A journey that began in 1986 on the top of an oil derrick in the middle of winter near Fort St. John is finally coming to an end.

It was on that frigid graveyard shift that I realized life in the oilpatch wasn’t going to be enough going forward and in my mid-20s it was time to start thinking seriously about going back to school.

Since I was young I always wanted to be a sports writer and upon graduation from journalism school, all I hoped for was to land in an area that loved hockey and baseball — needless to say I hit the jackpot.

Fast forward to today and here I sit moments away from retirement after 30 years at the Trail Times.

So much has transpired over those 30 years.

I walked into the Castlegar News in 1989, when it was still a family-owned business, carrying my typewriter, 35mm camera and my cassette recorder.

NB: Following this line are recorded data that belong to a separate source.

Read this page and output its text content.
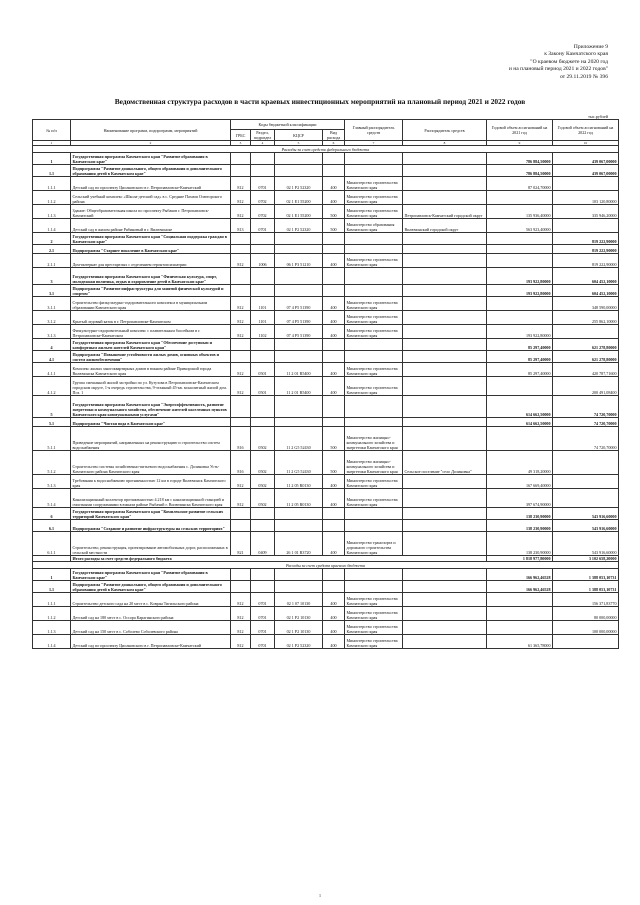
Приложение 9
к Закону Камчатского края
"О краевом бюджете на 2020 год
и на плановый период 2021 и 2022 годов"
от 29.11.2019 № 396
Ведомственная структура расходов в части краевых инвестиционных мероприятий на плановый период 2021 и 2022 годов
тыс.рублей
№ п/п	Наименование программ, подпрограмм, мероприятий	Коды бюджетной классификации				Главный распорядитель средств	Распорядитель средств	Годовой объем ассигнований на 2021 год	Годовой объем ассигнований на 2022 год
		ГРБС	Раздел, подраздел	КЦСР	Вид расхода				
1	2	3	4	5	6	7	8	9	10
Расходы за счет средств федерального бюджета									
1	Государственная программа Камчатского края "Развитие образования в Камчатском крае"							786 884,50000	439 067,00000
1.1	Подпрограмма "Развитие дошкольного, общего образования и дополнительного образования детей в Камчатском крае"							786 884,50000	439 067,00000
1.1.1	Детский сад по проспекту Циолковского в г. Петропавловске-Камчатский	812	0701	02 1 Р2 52320	400	Министерство строительства Камчатского края		87 024,70000	
1.1.2	Сельский учебный комплекс «Школа-детский сад» в с. Средние Пахачи Олюторского района	812	0702	02 1 Е1 55200	400	Министерство строительства Камчатского края			103 120,80000
1.1.3	Здание: Общеобразовательная школа по проспекту Рыбаков г. Петропавловск-Камчатский	812	0702	02 1 Е1 55200	500	Министерство строительства Камчатского края	Петропавловск-Камчатский городской округ	135 936,40000	335 946,20000
1.1.4	Детский сад в жилом районе Рябиновый в г. Вилючинске	813	0701	02 1 Р2 52320	500	Министерство образования Камчатского края	Вилючинский городской округ	563 923,40000	
2	Государственная программа Камчатского края "Социальная поддержка граждан в Камчатском крае"								819 222,90000
2.1	Подпрограмма "Старшее поколение в Камчатском крае"								819 222,90000
2.1.1	Дом-интернат для престарелых с отделением геронтопсихиатрии	812	1006	06 1 Р3 51210	400	Министерство строительства Камчатского края			819 222,90000
3	Государственная программа Камчатского края "Физическая культура, спорт, молодежная политика, отдых и оздоровление детей в Камчатском крае"							193 922,80000	604 452,10000
3.1	Подпрограмма "Развитие инфраструктуры для занятий физической культурой и спортом"							193 922,80000	604 452,10000
3.1.1	Строительство физкультурно-оздоровительного комплекса в муниципальном образовании Камчатского края	812	1101	07 4 Р5 51390	400	Министерство строительства Камчатского края			348 590,00000
3.1.2	Крытый ледовый каток в г. Петропавловске-Камчатском	812	1101	07 4 Р5 51390	400	Министерство строительства Камчатского края			255 862,10000
3.1.3	Физкультурно-оздоровительный комплекс с плавательным бассейном в г. Петропавловске-Камчатском	812	1102	07 4 Р5 51390	400	Министерство строительства Камчатского края		193 922,80000	
4	Государственная программа Камчатского края "Обеспечение доступным и комфортным жильем жителей Камчатского края"							85 297,40000	621 278,80000
4.1	Подпрограмма "Повышение устойчивости жилых домов, основных объектов и систем жизнеобеспечения"							85 297,40000	621 278,80000
4.1.1	Комплекс жилых многоквартирных домов в южном районе Приморский города Вилючинска Камчатского края	812	0501	11 2 01 R5400	400	Министерство строительства Камчатского края		85 297,40000	420 787,71600
4.1.2	Группа смешанной жилой застройки по ул. Кутузова в Петропавловске-Камчатском городском округе, 1-я очередь строительства, 9-этажный 45-кв. монолитный жилой дом. Поз. 1	812	0501	11 2 01 R5400	400	Министерство строительства Камчатского края			200 491,08400
5	Государственная программа Камчатского края "Энергоэффективность, развитие энергетики и коммунального хозяйства, обеспечение жителей населенных пунктов Камчатского края коммунальными услугами"							614 662,50000	74 720,70000
5.1	Подпрограмма "Чистая вода в Камчатском крае"							614 662,50000	74 720,70000
5.1.1	Проведение мероприятий, направленных на реконструкцию и строительство систем водоснабжения	816	0502	11 2 G5 52430	500	Министерство жилищно-коммунального хозяйства и энергетики Камчатского края			74 720,70000
5.1.2	Строительство системы хозяйственно-питьевого водоснабжения с. Долиновка Усть-Камчатского района Камчатского края	816	0502	11 2 G5 52430	500	Министерство жилищно-коммунального хозяйства и энергетики Камчатского края	Сельское поселение "село Долиновка"	49 318,20000	
5.1.3	Требования к водоснабжению протяженностью 12 км в городе Вилючинск Камчатского края	812	0502	11 2 05 R0130	400	Министерство строительства Камчатского края		167 669,40000	
5.1.4	Канализационный коллектор протяженностью 4.218 км с канализационной станцией и очистными сооружениями в южном районе Рыбачий г. Вилючинска Камчатского края	812	0502	11 2 05 R0130	400	Министерство строительства Камчатского края		397 674,90000	
6	Государственная программа Камчатского края "Комплексное развитие сельских территорий Камчатского края"							138 230,90000	543 916,60000
6.1	Подпрограмма "Создание и развитие инфраструктуры на сельских территориях"							138 230,90000	543 916,60000
6.1.1	Строительство, реконструкция, проектирование автомобильных дорог, расположенных в сельской местности	821	0409	26 1 01 R3720	400	Министерство транспорта и дорожного строительства Камчатского края		138 230,90000	543 916,60000
	Итого расходы за счет средств федерального бюджета							1 818 977,80000	3 102 658,20000
Расходы за счет средств краевого бюджета									
1	Государственная программа Камчатского края "Развитие образования в Камчатском крае"							166 962,46528	1 388 053,10731
1.1	Подпрограмма "Развитие дошкольного, общего образования и дополнительного образования детей в Камчатском крае"							166 962,46528	1 388 053,10731
1.1.1	Строительство детского сада на 20 мест в с. Ковран Тигильского района	812	0701	02 1 07 10130	400	Министерство строительства Камчатского края			156 371,83770
1.1.2	Детский сад на 180 мест в с. Оссора Карагинского района	812	0701	02 1 Р2 10130	400	Министерство строительства Камчатского края			80 000,00000
1.1.3	Детский сад на 150 мест в с. Соболево Соболевского района	812	0701	02 1 Р2 10130	400	Министерство строительства Камчатского края			100 000,00000
1.1.4	Детский сад по проспекту Циолковского в г. Петропавловске-Камчатский	812	0701	02 1 Р2 52320	400	Министерство строительства Камчатского края		61 365,78000	
1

Now I leave the Trail Times with a cell phone that fits in my pocket and does all of the above, and much more.

That alone signifies how things in this industry have changed in three decades.

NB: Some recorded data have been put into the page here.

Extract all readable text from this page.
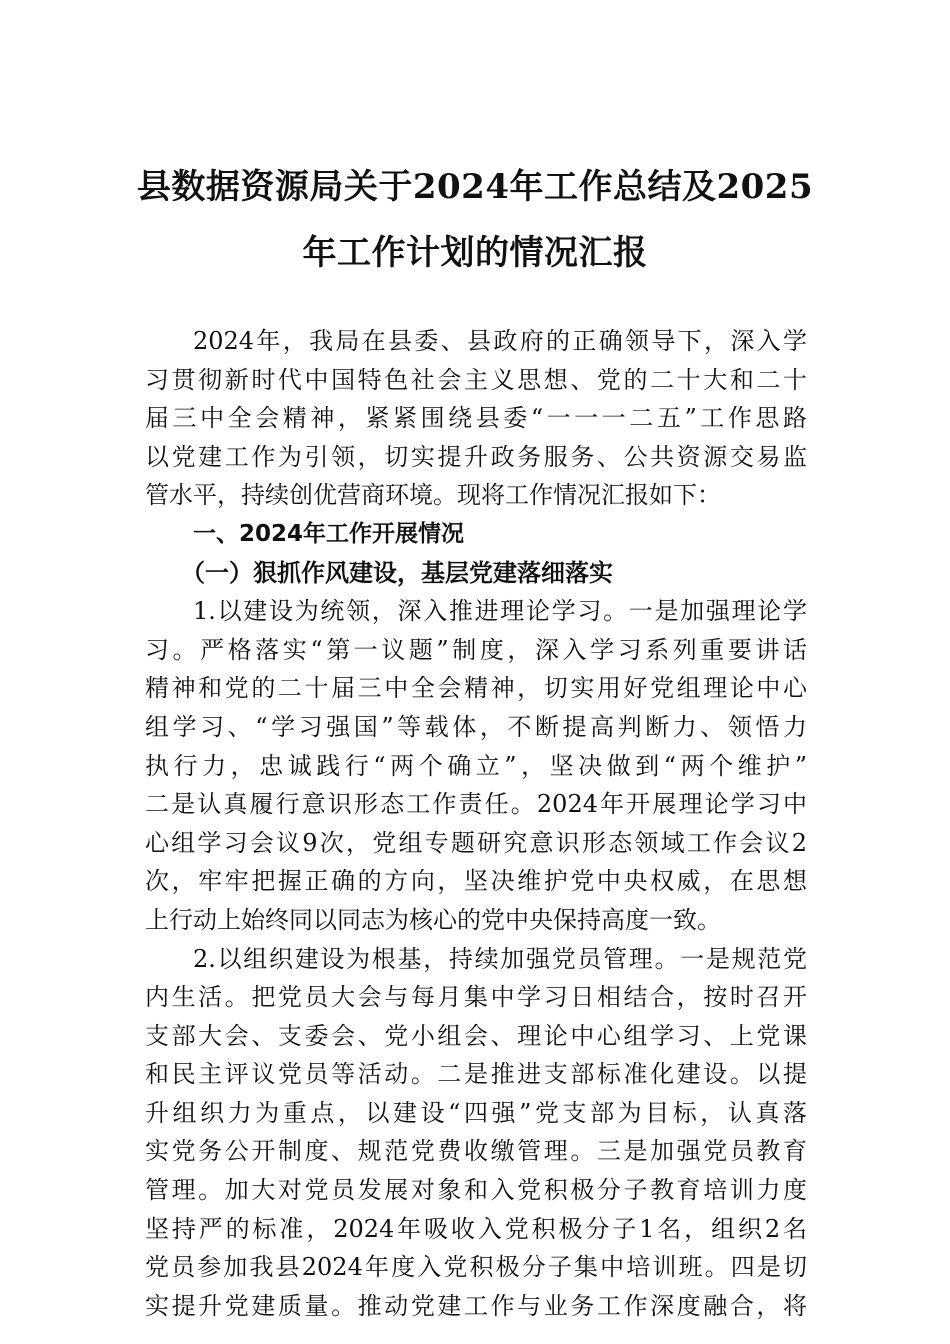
县数据资源局关于2024年工作总结及2025
年工作计划的情况汇报
2024年，我局在县委、县政府的正确领导下，深入学
习贯彻新时代中国特色社会主义思想、党的二十大和二十
届三中全会精神，紧紧围绕县委“一一一二五”工作思路
以党建工作为引领，切实提升政务服务、公共资源交易监
管水平，持续创优营商环境。现将工作情况汇报如下：
一、2024年工作开展情况
（一）狠抓作风建设，基层党建落细落实
1.以建设为统领，深入推进理论学习。一是加强理论学
习。严格落实“第一议题”制度，深入学习系列重要讲话
精神和党的二十届三中全会精神，切实用好党组理论中心
组学习、“学习强国”等载体，不断提高判断力、领悟力
执行力，忠诚践行“两个确立”，坚决做到“两个维护”
二是认真履行意识形态工作责任。2024年开展理论学习中
心组学习会议9次，党组专题研究意识形态领域工作会议2
次，牢牢把握正确的方向，坚决维护党中央权威，在思想
上行动上始终同以同志为核心的党中央保持高度一致。
2.以组织建设为根基，持续加强党员管理。一是规范党
内生活。把党员大会与每月集中学习日相结合，按时召开
支部大会、支委会、党小组会、理论中心组学习、上党课
和民主评议党员等活动。二是推进支部标准化建设。以提
升组织力为重点，以建设“四强”党支部为目标，认真落
实党务公开制度、规范党费收缴管理。三是加强党员教育
管理。加大对党员发展对象和入党积极分子教育培训力度
坚持严的标准，2024年吸收入党积极分子1名，组织2名
党员参加我县2024年度入党积极分子集中培训班。四是切
实提升党建质量。推动党建工作与业务工作深度融合，将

I’ve gone from darkroom work and teletype wire service to the Internet and posting stories on Facebook. Work that took five employees is now done by one with a click of a mouse.

One of my first interviews as a reporter in Castlegar was with a young hockey player eager to start his professional hockey career. Travis Green was drafted a few weeks later and now, his playing days over, he’s coaching the Vancouver Canucks.

There’s been a lot of changes since that first week of work.

A few months later I accepted a job with the Trail Times and took a seat next to Raymond Masleck in the newsroom as the new sports editor in October 1989.

He tossed me my first Trail Times story — on paraglider Brian Pontius I believe. When I got that done, I was off to my first Trail Smoke Eaters practice, met head coach Dan Bradford and the rest is history.

But what a history it was. I was overwhelmed at first by the sheer magnitude of Trail’s sporting legacy.

Yet, slowly but surely I began to connect the dots. Pick just about anyone involved in sports at that time and sure enough their parents were also involved and probably their grandparents. And today it’s their children, now adults, who have taken over the reins in many sports.

My role as sports editor of the Times for over 20 years put me right in the thick of things during one of the region’s best periods.

Of course there have been others — during the 30s with a world hockey championship, the 40s with junior hockey and curling dominance, of course the 60s with another world title and add in Nancy Greene’s exploits.

But I would put my time chronicling sports in Trail right up there too — Babe Ruth World Series, World Junior A Challenge, provincial hosts for so many championships, Jason Bay’s rise as a baseball star, Adam Deadmarsh and Dallas Drake bringing home the Stanley Cup, Lauren Bay’s pitching dominance at every level, Kerrin Lee-Gartner’s gold medal, and so many more.

Personally I’ve always said the Babe Ruth World Series was my most memorable event as the Times sports editor.

But there were other moments too. Covering the first ever Canadian ski cross championship at Red, Trail hosting the B.C. men’s curling championship in the Cominco Arena, standing a foot away as a raging bull slammed into the railing during Bull-a-Rama, the Trail Smoke Eaters announcing they were joining the BCHL, the Beaver Valley Nitehawks winning the Cyclone Taylor Trophy on home ice.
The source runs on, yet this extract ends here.